Personalräte fordern Mitbestimmung beim Terminmanagement
Bei diesen Vorlaufszeiten kommen viele Kunden ohne Termin. Dass sie dann ebenfalls warten müssen, verärgert viele. „Die Leidtragenden sind die Mitarbeiter an den Rezeptionen, die immer wieder beschimpft werden“, sagt Personalrat und Ver.di-Mitglied Stefan Wiarda aus Hamburg-Nord. Da die Mitarbeiter zudem nebenbei sogenannte Schnelldienstleistungen erledigen und etwa Dokumente aushändigen müssten, seien sie extrem belastet. Um das zu ändern, befinden sich die Personalräte derzeit in Auseinandersetzungen mit den Bezirksämtern,. „Wir fordern Mitspracherecht beim Terminmanagement“, so Wiarda.

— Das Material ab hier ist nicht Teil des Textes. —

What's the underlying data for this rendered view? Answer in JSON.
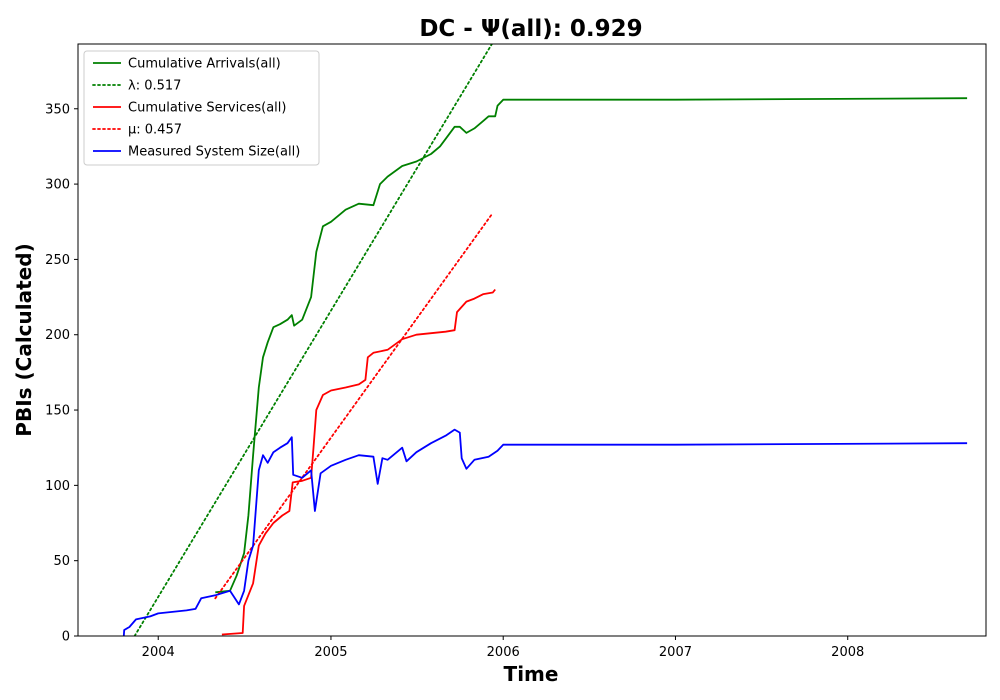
{
  "chart_data": {
    "type": "line",
    "title": "DC -  Ψ(all): 0.929",
    "xlabel": "Time",
    "ylabel": "PBIs (Calculated)",
    "xlim": [
      "2003-07-15",
      "2008-10-20"
    ],
    "ylim": [
      0,
      393
    ],
    "x_ticks": [
      "2004",
      "2005",
      "2006",
      "2007",
      "2008"
    ],
    "y_ticks": [
      0,
      50,
      100,
      150,
      200,
      250,
      300,
      350
    ],
    "legend_position": "upper-left",
    "grid": false,
    "series": [
      {
        "name": "Cumulative Arrivals(all)",
        "color": "#008000",
        "style": "solid",
        "points": [
          [
            "2004-05-01",
            29
          ],
          [
            "2004-06-01",
            30
          ],
          [
            "2004-06-15",
            40
          ],
          [
            "2004-07-01",
            55
          ],
          [
            "2004-07-10",
            80
          ],
          [
            "2004-07-20",
            120
          ],
          [
            "2004-08-01",
            165
          ],
          [
            "2004-08-10",
            185
          ],
          [
            "2004-08-20",
            195
          ],
          [
            "2004-09-01",
            205
          ],
          [
            "2004-09-15",
            207
          ],
          [
            "2004-10-01",
            210
          ],
          [
            "2004-10-10",
            213
          ],
          [
            "2004-10-15",
            206
          ],
          [
            "2004-11-01",
            210
          ],
          [
            "2004-11-20",
            225
          ],
          [
            "2004-12-01",
            255
          ],
          [
            "2004-12-15",
            272
          ],
          [
            "2005-01-01",
            275
          ],
          [
            "2005-02-01",
            283
          ],
          [
            "2005-03-01",
            287
          ],
          [
            "2005-04-01",
            286
          ],
          [
            "2005-04-15",
            300
          ],
          [
            "2005-05-01",
            305
          ],
          [
            "2005-06-01",
            312
          ],
          [
            "2005-07-01",
            315
          ],
          [
            "2005-08-01",
            320
          ],
          [
            "2005-08-20",
            325
          ],
          [
            "2005-09-01",
            330
          ],
          [
            "2005-09-20",
            338
          ],
          [
            "2005-10-01",
            338
          ],
          [
            "2005-10-15",
            334
          ],
          [
            "2005-11-01",
            337
          ],
          [
            "2005-11-20",
            342
          ],
          [
            "2005-12-01",
            345
          ],
          [
            "2005-12-15",
            345
          ],
          [
            "2005-12-20",
            352
          ],
          [
            "2006-01-01",
            356
          ],
          [
            "2007-01-01",
            356
          ],
          [
            "2008-09-10",
            357
          ]
        ]
      },
      {
        "name": "λ: 0.517",
        "color": "#008000",
        "style": "dotted",
        "points": [
          [
            "2003-11-12",
            0
          ],
          [
            "2005-12-08",
            393
          ]
        ]
      },
      {
        "name": "Cumulative Services(all)",
        "color": "#ff0000",
        "style": "solid",
        "points": [
          [
            "2004-05-15",
            1
          ],
          [
            "2004-06-28",
            2
          ],
          [
            "2004-07-01",
            20
          ],
          [
            "2004-07-20",
            35
          ],
          [
            "2004-08-01",
            60
          ],
          [
            "2004-08-15",
            68
          ],
          [
            "2004-09-01",
            75
          ],
          [
            "2004-09-20",
            80
          ],
          [
            "2004-10-05",
            83
          ],
          [
            "2004-10-12",
            102
          ],
          [
            "2004-11-01",
            103
          ],
          [
            "2004-11-20",
            105
          ],
          [
            "2004-11-25",
            125
          ],
          [
            "2004-12-01",
            150
          ],
          [
            "2004-12-15",
            160
          ],
          [
            "2005-01-01",
            163
          ],
          [
            "2005-02-01",
            165
          ],
          [
            "2005-03-01",
            167
          ],
          [
            "2005-03-15",
            170
          ],
          [
            "2005-03-20",
            185
          ],
          [
            "2005-04-01",
            188
          ],
          [
            "2005-05-01",
            190
          ],
          [
            "2005-06-01",
            197
          ],
          [
            "2005-07-01",
            200
          ],
          [
            "2005-08-01",
            201
          ],
          [
            "2005-09-01",
            202
          ],
          [
            "2005-09-20",
            203
          ],
          [
            "2005-09-25",
            215
          ],
          [
            "2005-10-15",
            222
          ],
          [
            "2005-11-01",
            224
          ],
          [
            "2005-11-20",
            227
          ],
          [
            "2005-12-10",
            228
          ],
          [
            "2005-12-15",
            230
          ]
        ]
      },
      {
        "name": "μ: 0.457",
        "color": "#ff0000",
        "style": "dotted",
        "points": [
          [
            "2004-05-01",
            25
          ],
          [
            "2005-12-08",
            280
          ]
        ]
      },
      {
        "name": "Measured System Size(all)",
        "color": "#0000ff",
        "style": "solid",
        "points": [
          [
            "2003-10-20",
            0
          ],
          [
            "2003-10-21",
            4
          ],
          [
            "2003-11-01",
            6
          ],
          [
            "2003-11-15",
            11
          ],
          [
            "2003-12-15",
            13
          ],
          [
            "2004-01-01",
            15
          ],
          [
            "2004-03-01",
            17
          ],
          [
            "2004-03-20",
            18
          ],
          [
            "2004-04-01",
            25
          ],
          [
            "2004-05-01",
            27
          ],
          [
            "2004-06-01",
            30
          ],
          [
            "2004-06-20",
            21
          ],
          [
            "2004-07-01",
            30
          ],
          [
            "2004-07-10",
            50
          ],
          [
            "2004-07-20",
            60
          ],
          [
            "2004-08-01",
            110
          ],
          [
            "2004-08-10",
            120
          ],
          [
            "2004-08-20",
            115
          ],
          [
            "2004-09-01",
            122
          ],
          [
            "2004-09-15",
            125
          ],
          [
            "2004-10-01",
            128
          ],
          [
            "2004-10-10",
            132
          ],
          [
            "2004-10-13",
            107
          ],
          [
            "2004-11-01",
            105
          ],
          [
            "2004-11-20",
            110
          ],
          [
            "2004-11-28",
            83
          ],
          [
            "2004-12-10",
            108
          ],
          [
            "2005-01-01",
            113
          ],
          [
            "2005-02-01",
            117
          ],
          [
            "2005-03-01",
            120
          ],
          [
            "2005-04-01",
            119
          ],
          [
            "2005-04-10",
            101
          ],
          [
            "2005-04-20",
            118
          ],
          [
            "2005-05-01",
            117
          ],
          [
            "2005-06-01",
            125
          ],
          [
            "2005-06-10",
            116
          ],
          [
            "2005-07-01",
            122
          ],
          [
            "2005-08-01",
            128
          ],
          [
            "2005-09-01",
            133
          ],
          [
            "2005-09-20",
            137
          ],
          [
            "2005-10-01",
            135
          ],
          [
            "2005-10-05",
            118
          ],
          [
            "2005-10-15",
            111
          ],
          [
            "2005-11-01",
            117
          ],
          [
            "2005-12-01",
            119
          ],
          [
            "2005-12-20",
            123
          ],
          [
            "2006-01-01",
            127
          ],
          [
            "2007-01-01",
            127
          ],
          [
            "2008-09-10",
            128
          ]
        ]
      }
    ]
  }
}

Man wolle Einfluss darauf haben, wie viele Termine pro Tag vergeben würden und wie lange sie dauerten. „Momentan werden Termine zur Verfügung gestellt, ohne dass die tatsächliche Besetzung in den Kundenzentren berücksichtigt wird.“ Spätestens bei der nächsten Personalversammlung im April werde die Forderung auf der Agenda stehen.
Die Stadt will versuchen, das Problem in den Griff zu bekommen. Angedacht ist offenbar, mehr feste Termine im Arbeitstag der Mitarbeiter zu verankern; dadurch würde aber die „Pufferzone“, die ihnen für spontane Kunden oder etwaige Verzögerungen zur Verfügung steht, reduziert. Zudem könnte die Dauer der Termine je nach Anliegen verkürzt werden. So könnte eine Anmeldung bald nur noch zehn statt 15 Minuten dauern.
Für Sieglinde Frieß, die bei der Gewerkschaft Ver.di zuständig ist für die Bezirksämter in Hamburg, ist das keine Option. Denn: „Die Kollegen arbeiten unter hoher Belastung und wissen jetzt schon nicht mehr, wie sie das bewältigen sollen.“ Während der Termine sei oft nur Zeit für die Betreuung der Kunden. Deshalb blieben viele Mitarbeiter länger, um die notwendige Nacharbeit zu erledigen.